Les Enquêtes Ménages Déplacements en France montrent que la vitesse moyenne de l'automobile dans les grandes villes françaises est d'environ 15 km/h : la vitesse d'un vélo.

Ivan Illich développe dans son oeuvre "Energie et Equité" en 1973 le concept de vitesse généralisée à comparer à la vitesse moyenne calculée uniquement sur le trajet.

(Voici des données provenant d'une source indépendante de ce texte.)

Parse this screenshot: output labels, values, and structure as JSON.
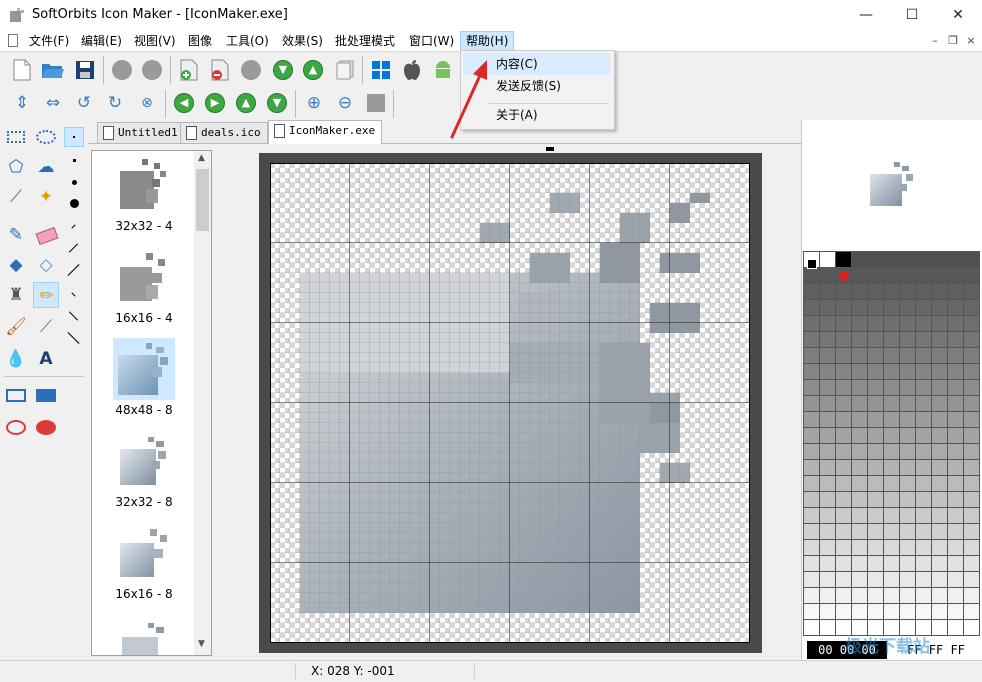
{
  "window": {
    "title": "SoftOrbits Icon Maker - [IconMaker.exe]",
    "controls": {
      "minimize": "—",
      "maximize": "☐",
      "close": "✕"
    }
  },
  "menu": {
    "items": [
      "文件(F)",
      "编辑(E)",
      "视图(V)",
      "图像",
      "工具(O)",
      "效果(S)",
      "批处理模式",
      "窗口(W)",
      "帮助(H)"
    ],
    "active": "帮助(H)",
    "mdi_controls": {
      "minimize": "–",
      "restore": "❐",
      "close": "×"
    }
  },
  "help_menu": {
    "items": [
      "内容(C)",
      "发送反馈(S)",
      "关于(A)"
    ],
    "highlighted": "内容(C)"
  },
  "tabs": [
    {
      "label": "Untitled1",
      "active": false
    },
    {
      "label": "deals.ico",
      "active": false
    },
    {
      "label": "IconMaker.exe",
      "active": true
    }
  ],
  "sizes": [
    {
      "label": "32x32 - 4"
    },
    {
      "label": "16x16 - 4"
    },
    {
      "label": "48x48 - 8",
      "selected": true
    },
    {
      "label": "32x32 - 8"
    },
    {
      "label": "16x16 - 8"
    }
  ],
  "status": {
    "coords": "X: 028 Y: -001"
  },
  "color_values": {
    "primary": "00 00 00",
    "secondary": "FF FF FF"
  },
  "watermark": "极光下载站",
  "colors": {
    "accent": "#cde8ff",
    "green": "#3da843",
    "win_blue": "#0078d7",
    "android": "#78c257",
    "arrow": "#d92a2a"
  }
}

La vitesse est le rapport entre une distance et un temps. La distance parcourue est un invariable. Toutefois le temps nécessaire pour se rendre d'un point A à un point B peut être plus global qu'uniquement le temps de parcours. On peut en effet y intégrer le temps nécessaire pour se donner les moyens de relier A et B (marche à pied jusqu'au garage, temps nécessaire pour trouver une place de parking, temps passé à travailler pour acquérir, entretenir, alimenter le moyen de transport...).

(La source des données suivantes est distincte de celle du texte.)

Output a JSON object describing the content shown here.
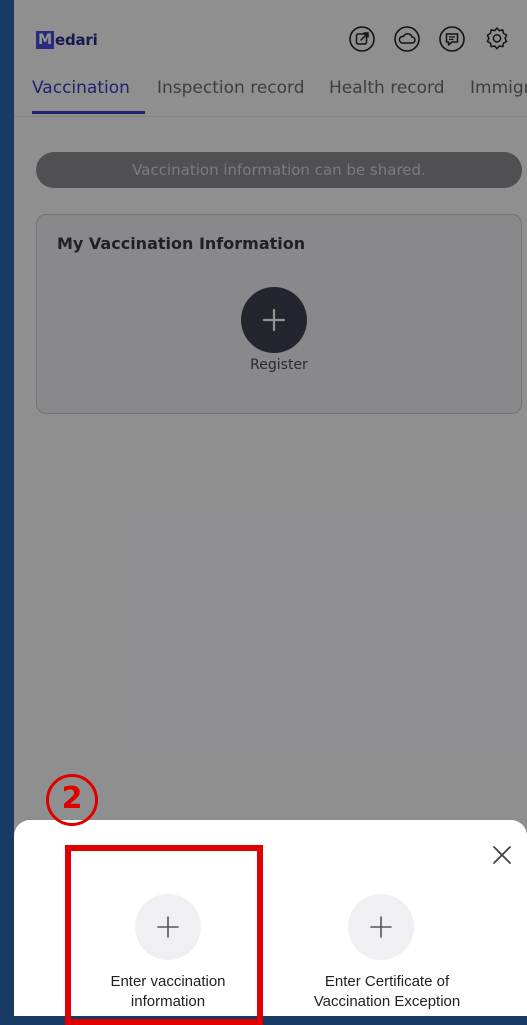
{
  "app": {
    "logo_text": "edari",
    "logo_initial": "M"
  },
  "header_icons": [
    "share-icon",
    "cloud-icon",
    "message-icon",
    "settings-icon"
  ],
  "tabs": [
    {
      "label": "Vaccination",
      "active": true
    },
    {
      "label": "Inspection record",
      "active": false
    },
    {
      "label": "Health record",
      "active": false
    },
    {
      "label": "Immigr",
      "active": false
    }
  ],
  "banner": {
    "text": "Vaccination information can be shared."
  },
  "card": {
    "title": "My Vaccination Information",
    "register_label": "Register"
  },
  "sheet": {
    "options": [
      {
        "label": "Enter vaccination\ninformation",
        "icon": "plus-icon"
      },
      {
        "label": "Enter Certificate of\nVaccination Exception",
        "icon": "plus-icon"
      }
    ]
  },
  "annotation": {
    "step": "2",
    "color": "#e00000"
  },
  "colors": {
    "accent": "#3a3ac0",
    "page_bg": "#1a3a66"
  }
}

Un calcul mathématique simple et irréfutable montre que la vitesse généralisée est bornée. Elle ne peut pas dépasser un certain seuil qui est indépendant de la vitesse (efficacité ?) mécanique du moyen de transport utilisé. La vitesse généralisée tend vers le rapport entre le salaire horaire et le coût de revient au km. Les non mathématophobes peuvent trouver les étapes de calcul ici.

Ainsi on se rend compte que pour aller vite d'un point A à un point B, il faut soit gagner très bien sa vie, soit utiliser un moyen de transport avec le coût de revient au km le plus faible possible. On voit donc que les pauvres et les riches ne sont pas égaux devant la vitesse.

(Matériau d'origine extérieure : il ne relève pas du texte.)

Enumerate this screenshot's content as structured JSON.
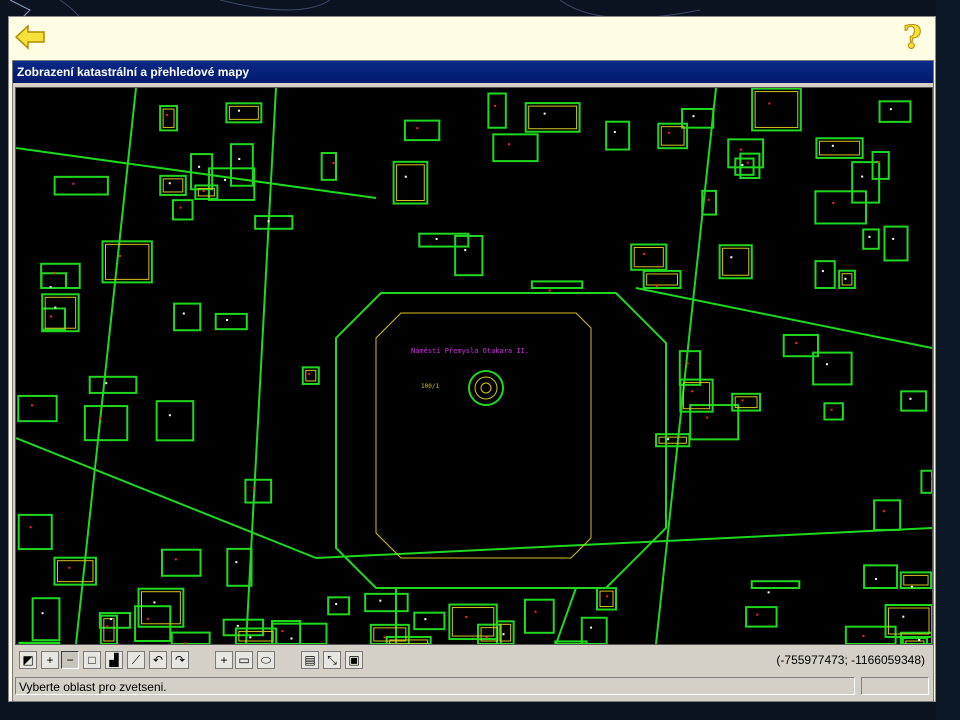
{
  "window": {
    "back_icon": "back-arrow-icon",
    "help_icon": "help-question-icon"
  },
  "panel": {
    "title": "Zobrazení katastrální a přehledové mapy"
  },
  "map": {
    "square_label": "Náměstí Přemysla Otakara II.",
    "parcel_label": "100/1",
    "colors": {
      "background": "#000000",
      "parcel_lines": "#1fd81f",
      "building_lines": "#d8c020",
      "labels": "#ff2020",
      "street_labels": "#d030e0"
    }
  },
  "toolbar": {
    "tools": [
      {
        "name": "map-select-icon",
        "glyph": "◩"
      },
      {
        "name": "zoom-in-icon",
        "glyph": "+"
      },
      {
        "name": "zoom-out-icon",
        "glyph": "−"
      },
      {
        "name": "full-extent-icon",
        "glyph": "□"
      },
      {
        "name": "layers-icon",
        "glyph": "▟"
      },
      {
        "name": "measure-icon",
        "glyph": "⟋"
      },
      {
        "name": "undo-icon",
        "glyph": "↶"
      },
      {
        "name": "redo-icon",
        "glyph": "↷"
      },
      {
        "name": "pan-crosshair-icon",
        "glyph": "+"
      },
      {
        "name": "select-rectangle-icon",
        "glyph": "▭"
      },
      {
        "name": "select-polygon-icon",
        "glyph": "⬭"
      },
      {
        "name": "print-icon",
        "glyph": "▤"
      },
      {
        "name": "info-icon",
        "glyph": "⤡"
      },
      {
        "name": "export-icon",
        "glyph": "▣"
      }
    ],
    "coordinates": "(-755977473; -1166059348)"
  },
  "status": {
    "message": "Vyberte oblast pro zvetseni."
  }
}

Jean-Pierre Dupuy a ainsi calculé, à partir de cette définition de la vitesse, le temps consacré à la voiture par un français (en moyenne bien évidemment). Il note que que celui-ci consacre en moyenne 4h par jour à sa voiture (temps de déplacement, d'entretien, de travail pour se payer la voiture, le carburant...). Ainsi sur une année, la voiture a une vitesse généralisée de 7km/h. Tout le monde trouve absurde et inutile de consacrer 4h par jour à ses déplacements. Illich questionne pourquoi personne ne trouve alors absurde de passer autant de temps à travailler pour se donner les moyens de se déplacer. On serait beaucoup plus rapide si on utilisait directement ce temps pour se déplacer à pied, en vélo, en rollers...

Evidemment cette vision est extrême. Difficile (mais pas pour tout le monde...) de se dire qu'il est plus intéressant de pédaler pendant 3 semaines pour faire Paris-Marseille que de travailler 4 semaines pour uniquement se payer la capacité de faire Paris-Marseille en 3h, même si en l'occurrence ma vitesse est maximale avec mon vélo. Elle a toutefois, je pense, le mérite de questionner une nouvelle fois notre société. Nous consommons à l'instant t sans voir l'absurdité ou les nuisances provoquées par notre acte d'achat. J'achète le dernier gadget sans tenir compte de la pollution engendrée et/ou de l'exploitation de la population à l'autre bout du monde pour sa production. Je prends ma voiture pour aller acheter ma baguette sans prendre en compte le nombre d'heures que j'ai "perdues" pour me permettre de gagner 2 min sur ce trajet...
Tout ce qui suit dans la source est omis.